3. Die Würdigung einer Beweisaufnahme ist dem materiellen Recht zuzuordnen. Soweit die Würdigung des FG gegen Denkgesetze oder Erfahrungssätze verstößt, liegt kein Verfahrensfehler, sondern ein Rechtsanwendungsfehler vor, der eine Zulassung der Revision nicht rechtfertigt.
Normenkette
GewStG § 2 Abs. 1; FGO § 115 Abs. 2 Nrn. 2-3
Verfahrensgang
FG München (Urteil vom 10.11.2004; Aktenzeichen 9 K 5652/00) |
Tatbestand
I. Der Kläger und Beschwerdeführer (Kläger) betrieb im Streitjahr 1990 mehrere Münzwaschsalons, eine Rohrbiegerei und die Entwicklung von Flugzeugmotoren.
Der Kläger fasste seine gewerblichen Betätigungen in einer Buchführung zusammen und ermittelte in dem Jahresabschluss zum 31. Dezember 1990 einen Verlust in Höhe von … DM. Der Beklagte und Beschwerdegegner (das Finanzamt --FA--) folgte zunächst der entsprechenden Gewerbesteuererklärung 1990 und setzte den einheitlichen Gewerbesteuermessbetrag auf 0 DM fest. Den vortragsfähigen Gewerbeverlust auf den 31. Dezember 1990 stellte das FA gesondert in Höhe von … DM fest. Die Bescheide ergingen unter dem Vorbehalt der Nachprüfung nach § 164 Abs. 1 der Abgabenordnung (AO 1977).
Infolge einer Betriebsprüfung gelangte das FA zu der Auffassung, dass es sich um drei selbständige Gewerbebetriebe i.S. von § 2 Abs. 1 des Gewerbesteuergesetzes (GewStG) handele und setzte für die Münzwäscherei bei einem gewerblichen Gewinn von … DM einen einheitlichen Gewerbesteuermessbetrag in Höhe von … DM, für die Flugzeugmotorenentwicklung bei einem gewerblichen Verlust von … DM einen einheitlichen Gewerbesteuermessbetrag von 0 DM und für die Rohrbiegerei bei einem gewerblichen Verlust von … DM einen einheitlichen Gewerbesteuermessbetrag von 0 DM geändert fest.

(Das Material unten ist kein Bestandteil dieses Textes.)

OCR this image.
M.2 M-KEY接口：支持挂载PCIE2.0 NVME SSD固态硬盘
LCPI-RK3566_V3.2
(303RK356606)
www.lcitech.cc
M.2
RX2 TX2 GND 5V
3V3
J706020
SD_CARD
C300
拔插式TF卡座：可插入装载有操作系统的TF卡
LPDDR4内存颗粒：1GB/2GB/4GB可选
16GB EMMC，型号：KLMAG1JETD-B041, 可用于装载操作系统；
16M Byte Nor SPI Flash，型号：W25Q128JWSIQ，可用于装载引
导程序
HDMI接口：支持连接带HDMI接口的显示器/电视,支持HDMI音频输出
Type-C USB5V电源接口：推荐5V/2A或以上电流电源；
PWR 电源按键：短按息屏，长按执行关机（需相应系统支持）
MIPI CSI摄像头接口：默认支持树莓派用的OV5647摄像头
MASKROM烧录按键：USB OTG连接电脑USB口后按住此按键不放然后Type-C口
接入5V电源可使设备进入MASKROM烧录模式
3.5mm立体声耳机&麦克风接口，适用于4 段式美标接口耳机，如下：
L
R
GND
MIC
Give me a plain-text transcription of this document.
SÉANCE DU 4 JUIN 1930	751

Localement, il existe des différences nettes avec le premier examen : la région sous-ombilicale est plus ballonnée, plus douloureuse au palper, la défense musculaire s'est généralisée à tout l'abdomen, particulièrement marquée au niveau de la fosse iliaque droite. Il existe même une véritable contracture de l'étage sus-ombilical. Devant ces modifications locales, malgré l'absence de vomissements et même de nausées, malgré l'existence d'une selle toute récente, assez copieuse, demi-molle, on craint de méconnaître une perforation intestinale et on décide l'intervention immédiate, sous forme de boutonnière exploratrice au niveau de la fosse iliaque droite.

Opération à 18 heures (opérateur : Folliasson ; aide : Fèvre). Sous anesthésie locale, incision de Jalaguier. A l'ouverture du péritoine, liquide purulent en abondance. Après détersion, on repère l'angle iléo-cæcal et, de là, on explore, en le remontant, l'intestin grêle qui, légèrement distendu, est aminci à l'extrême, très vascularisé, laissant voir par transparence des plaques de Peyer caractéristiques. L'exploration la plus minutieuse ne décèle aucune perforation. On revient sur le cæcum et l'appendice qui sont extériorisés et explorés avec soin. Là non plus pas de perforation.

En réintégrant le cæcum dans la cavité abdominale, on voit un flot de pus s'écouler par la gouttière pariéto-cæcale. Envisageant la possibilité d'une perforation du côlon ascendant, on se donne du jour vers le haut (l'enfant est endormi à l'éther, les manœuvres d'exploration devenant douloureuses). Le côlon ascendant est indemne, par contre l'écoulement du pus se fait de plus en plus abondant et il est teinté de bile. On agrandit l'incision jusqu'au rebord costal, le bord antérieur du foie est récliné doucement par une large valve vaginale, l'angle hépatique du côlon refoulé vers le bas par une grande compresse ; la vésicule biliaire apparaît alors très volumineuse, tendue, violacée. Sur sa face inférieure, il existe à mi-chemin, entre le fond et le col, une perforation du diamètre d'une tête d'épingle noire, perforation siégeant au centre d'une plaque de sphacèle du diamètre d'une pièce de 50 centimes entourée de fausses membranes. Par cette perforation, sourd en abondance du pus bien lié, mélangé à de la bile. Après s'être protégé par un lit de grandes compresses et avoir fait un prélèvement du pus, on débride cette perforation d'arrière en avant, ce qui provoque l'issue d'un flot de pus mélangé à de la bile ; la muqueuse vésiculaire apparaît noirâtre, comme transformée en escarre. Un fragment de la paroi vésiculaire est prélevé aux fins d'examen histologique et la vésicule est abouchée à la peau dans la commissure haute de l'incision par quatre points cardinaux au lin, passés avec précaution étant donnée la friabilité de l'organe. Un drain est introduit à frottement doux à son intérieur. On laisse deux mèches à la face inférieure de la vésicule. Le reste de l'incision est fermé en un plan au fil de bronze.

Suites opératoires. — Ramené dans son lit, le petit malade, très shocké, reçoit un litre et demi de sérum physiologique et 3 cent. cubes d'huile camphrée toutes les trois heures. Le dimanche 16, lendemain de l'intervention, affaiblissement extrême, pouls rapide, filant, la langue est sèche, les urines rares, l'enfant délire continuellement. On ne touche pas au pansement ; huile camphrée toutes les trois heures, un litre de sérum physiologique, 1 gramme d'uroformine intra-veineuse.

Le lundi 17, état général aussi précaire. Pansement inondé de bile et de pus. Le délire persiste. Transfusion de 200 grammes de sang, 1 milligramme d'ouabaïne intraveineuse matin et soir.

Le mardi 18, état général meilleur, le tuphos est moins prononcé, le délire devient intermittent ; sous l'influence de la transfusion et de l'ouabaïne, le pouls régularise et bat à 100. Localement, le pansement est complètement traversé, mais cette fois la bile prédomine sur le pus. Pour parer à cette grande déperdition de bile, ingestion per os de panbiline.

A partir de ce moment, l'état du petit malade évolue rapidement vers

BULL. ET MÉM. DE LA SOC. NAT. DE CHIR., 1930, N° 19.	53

Die Änderung der Bescheide beruhte auf § 164 Abs. 2 AO 1977.
Für den Gewerbebetrieb der Flugzeugmotorenentwicklung wurde der vortragsfähige Gewerbeverlust auf den 31. Dezember 1990 endgültig in Höhe von … DM festgestellt.
Einspruch und Klage blieben ohne Erfolg.
Das Finanzgericht (FG) führte im Wesentlichen aus, es handele sich bei den drei Betrieben nach dem maßgeblichen Gesamtbild der Verhältnisse um deutlich ungleichartige --einander nicht ergänzende-- Betätigungen des Klägers. Mithin liege kein einheitlicher Gewerbebetrieb vor.
Mit seiner Nichtzulassungsbeschwerde beruft sich der Kläger auf den Zulassungsgrund der Sicherung einer einheitlichen Rechtsprechung nach § 115 Abs. 2 Nr. 2 Alt. 2 der Finanzgerichtsordnung (FGO) und rügt einen Verfahrensmangel i.S. von § 115 Abs. 2 Nr. 3 FGO. Er trägt im Wesentlichen vor:
Das FG weiche mit seiner Formulierung, dass "die Betätigungen des Klägers ungleichartig, nämlich verschiedenen Gewerbezweigen zuzuordnen" seien, von der Rechtsprechung des Bundesfinanzhofs (BFH) und der FG ab, namentlich von den BFH-Urteilen vom 19. November 1985 VIII R 310/83 (BStBl II 1986, 719), vom 9. August 1989 X R 130/87 (BFHE 158, 80, BStBl II 1989, 901), vom 18. Dezember 1996 XI R 63/96 (BFHE 182, 369, BStBl II 1997, 573) und vom 1. Februar 2001 III R 11/98, III R 12/98 (BFH/NV 2001, 899) sowie von den Urteilen des FG Baden-Württemberg vom 25. März 1998 14 K 374/94 (Entscheidungen der Finanzgerichte --EFG-- 1998, 1082) und des Niedersächsischen FG vom 13. März 1996 XIII 135/91 (nicht veröffentlicht, juris, aufgehoben durch BFH-Urteil vom 12. Juni 2002 XI R 21/99, BFH/NV 2002, 1554).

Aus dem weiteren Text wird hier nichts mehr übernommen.